CVE-2020-19724: 
NixOS vulnerability analysis and mitigation

A memory consumption issue was identified in the get_data function within binutils/nm.c in GNU nm before version 2.34. This vulnerability allows attackers to cause a denial of service through a crafted command (NVD, Ubuntu Security).

The vulnerability is classified with a CVSS v3.1 Base Score of 5.5 (Medium) with the vector string CVSS:3.1/AV:L/AC:L/PR:N/UI:R/S:U/C:N/I:N/A:H. The issue stems from a memory leak in the get_data function, which can lead to memory exhaustion when processing certain inputs.

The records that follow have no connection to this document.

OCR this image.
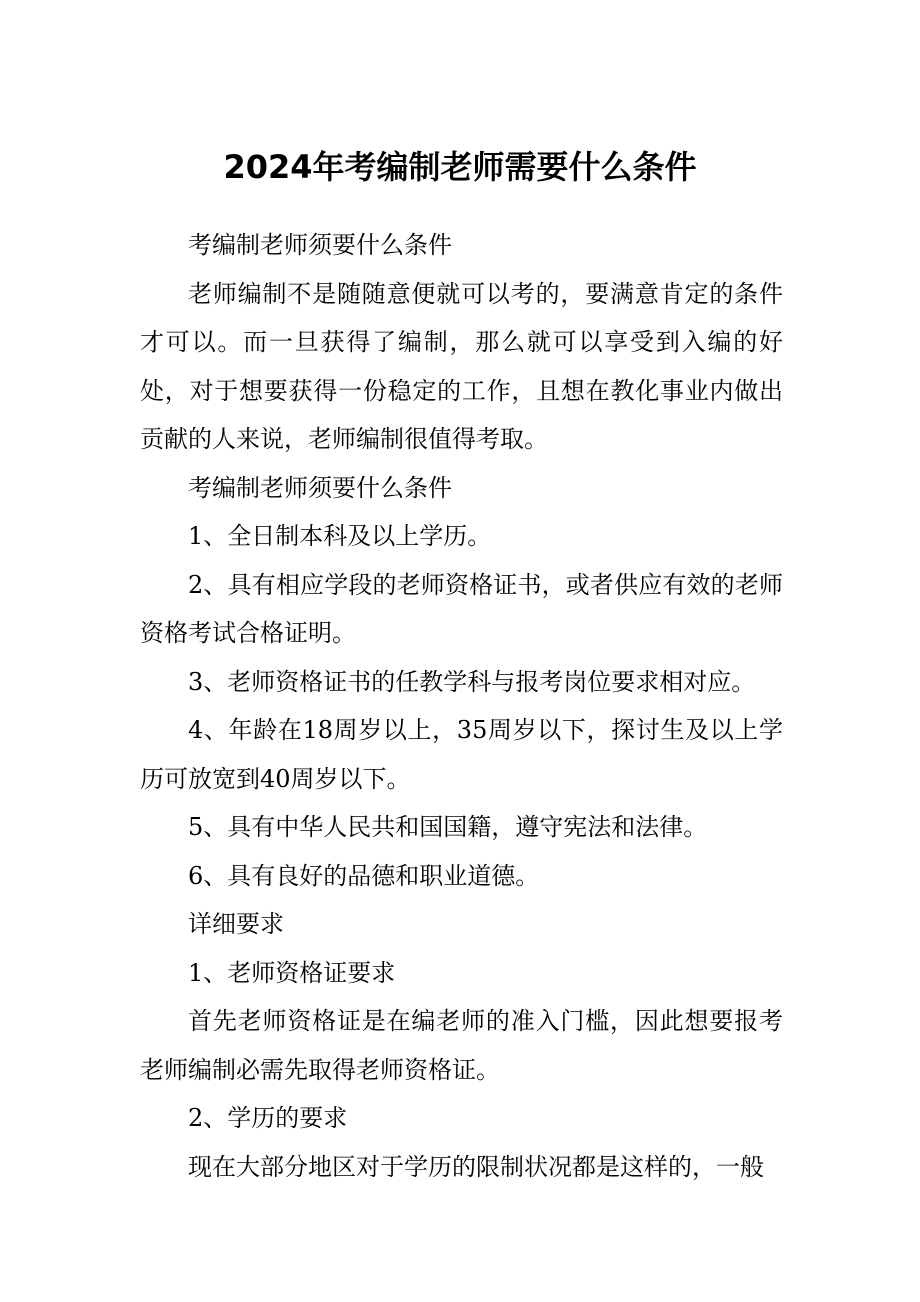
2024年考编制老师需要什么条件

考编制老师须要什么条件

老师编制不是随随意便就可以考的，要满意肯定的条件才可以。而一旦获得了编制，那么就可以享受到入编的好处，对于想要获得一份稳定的工作，且想在教化事业内做出贡献的人来说，老师编制很值得考取。

考编制老师须要什么条件

1、全日制本科及以上学历。

2、具有相应学段的老师资格证书，或者供应有效的老师资格考试合格证明。

3、老师资格证书的任教学科与报考岗位要求相对应。

4、年龄在18周岁以上，35周岁以下，探讨生及以上学历可放宽到40周岁以下。

5、具有中华人民共和国国籍，遵守宪法和法律。

6、具有良好的品德和职业道德。

详细要求

1、老师资格证要求

首先老师资格证是在编老师的准入门槛，因此想要报考老师编制必需先取得老师资格证。

2、学历的要求

现在大部分地区对于学历的限制状况都是这样的，一般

The vulnerability is categorized as CWE-401 (Missing Release of Memory after Effective Lifetime) (NVD).

When exploited, this vulnerability can cause a denial of service through memory exhaustion, potentially affecting system availability. The impact is limited to availability with no direct effect on confidentiality or integrity of the system (Ubuntu Security Notice).

The vulnerability has been fixed in GNU binutils version 2.34 and later. For affected systems, updates are available through various distribution channels. Ubuntu has released fixes for affected versions: Ubuntu 18.04 (2.30-21ubuntu1~18.04.9+esm1), Ubuntu 16.04 (2.26.1-1ubuntu1~16.04.8+esm7), and Ubuntu 14.04 (2.24-5ubuntu14.2+esm3) (Ubuntu Security Notice).